L'O.M. A IMPOSE SA LOI A L'O.G.C. NICE (2 - 1)

au terme d'un match remarquablement

conduit par les vainqueurs

(De notre envoyé spécial : Lucien D'APO)

NICE (par téléphone) - L'O.M. a réussi, hier, à Nice, sa toute meilleure performance de la présente saison. Et cet exploit de vaincre le leader actuel, éternel rival niçois, sur son propre ground, a eu autant plus de saveur pour les supporters olympiens accourus en foule, qu'il fut construit avec un brio, une habileté et une audace auquel le team olympien ne nous avait plus habitués.
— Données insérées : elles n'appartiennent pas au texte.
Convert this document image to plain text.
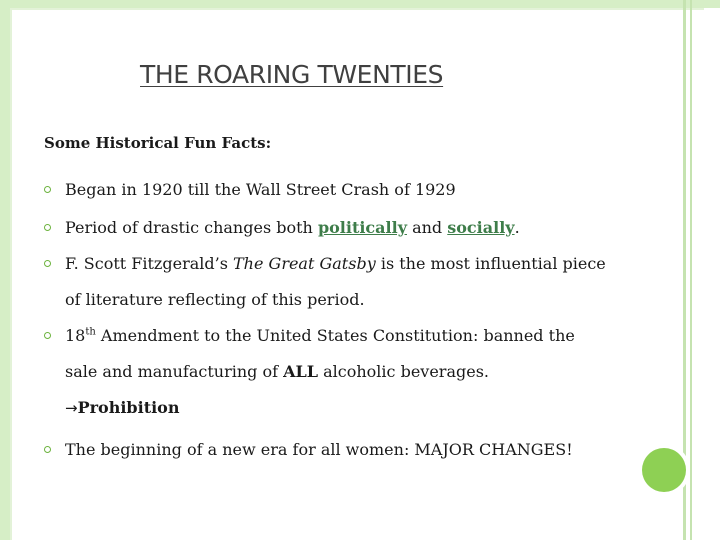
THE ROARING TWENTIES

Some Historical Fun Facts:

Began in 1920 till the Wall Street Crash of 1929
Period of drastic changes both politically and socially.
F. Scott Fitzgerald’s The Great Gatsby is the most influential piece
of literature reflecting of this period.
18th Amendment to the United States Constitution: banned the
sale and manufacturing of ALL alcoholic beverages.
→Prohibition
The beginning of a new era for all women: MAJOR CHANGES!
Nous étions donc, hier, au stade du Ray, sur le coup de 15 heures, sous ceux d'un soleil d'été attardé, persuadés, ou à peu près d'un nouveau succès niçois.

On nous avait dit les Azuréens irrésistibles. On nous avait promis une couvée "d'aiglons" aux serres plus acérées que jamais.

Par ailleurs, la composition de l'équipe marseillaise avait, depuis la veille, ouvert la porte aux commentaires.

Mais il y a, en football comme ailleurs, des choses que l'on n'explique pas, ou que l'on explique trop bien.

Ainsi ce match que l'O.M., non pas méconnaissable mais nettement en progrès, a mené avec une prodigieuse fermeté.

Tactique

Pour jouer à Nice, l'O.M. avait fait fi de toute orthodoxie. C'est ainsi que Mesas, annoncé ailier jouait en fait quatrième demi avec pour consigne de surveiller Bravo, le centre avant adverse.

Johansson était donc libéré et adroitement disposé pour bétonner.

Scotti jouait un rôle de winger oscillant entre le demi et l'ailier, et cela en toute liberté.

Andersson se retrouvait dans une fausse position d'ailier.

De leur côté, les Niçois avaient installé leur intérieur Milazzo en pointe et Bravo, comme dit plus haut, pratiquait très en retrait. Si bien qu'il n'y avait pas d'avant centre dans les deux équipes en position franche.

Cette disposition des joueurs au blanc maillot eut pour premier effet de dérouter dans le premier quart d'heure le onze niçois.

C'est pendant ce temps que précisément, Marcel et Scotti s'attachèrent à harceler leurs adversaires pour parvenir finalement à leur imposer leur jeu.

Marcel lance l'offensive.

Durant les dix premières minutes qui avaient suivi la présentation - copieusement sifflée - les Marseillais, Marcel et Scotti poussèrent leurs avants, comme pour les fixer à une place qu'ils voulaient définitive.

Deux interventions, deux montées offensives de Marcel (10me et 17me) suivi de trois actions dangereuses dessinées par Rustichelli, Andersson, Scotti et Constantino allaient marquer ce premier quart d'heure qui s'acheva sur un tir fulgurant d'Andersson, né d'un coup de pied au centre de Rustichelli et qui vint s'écraser contre la balustrade.

Les premières cloches et crécelles des supporters de l'O.M. tintaient dans les tribunes.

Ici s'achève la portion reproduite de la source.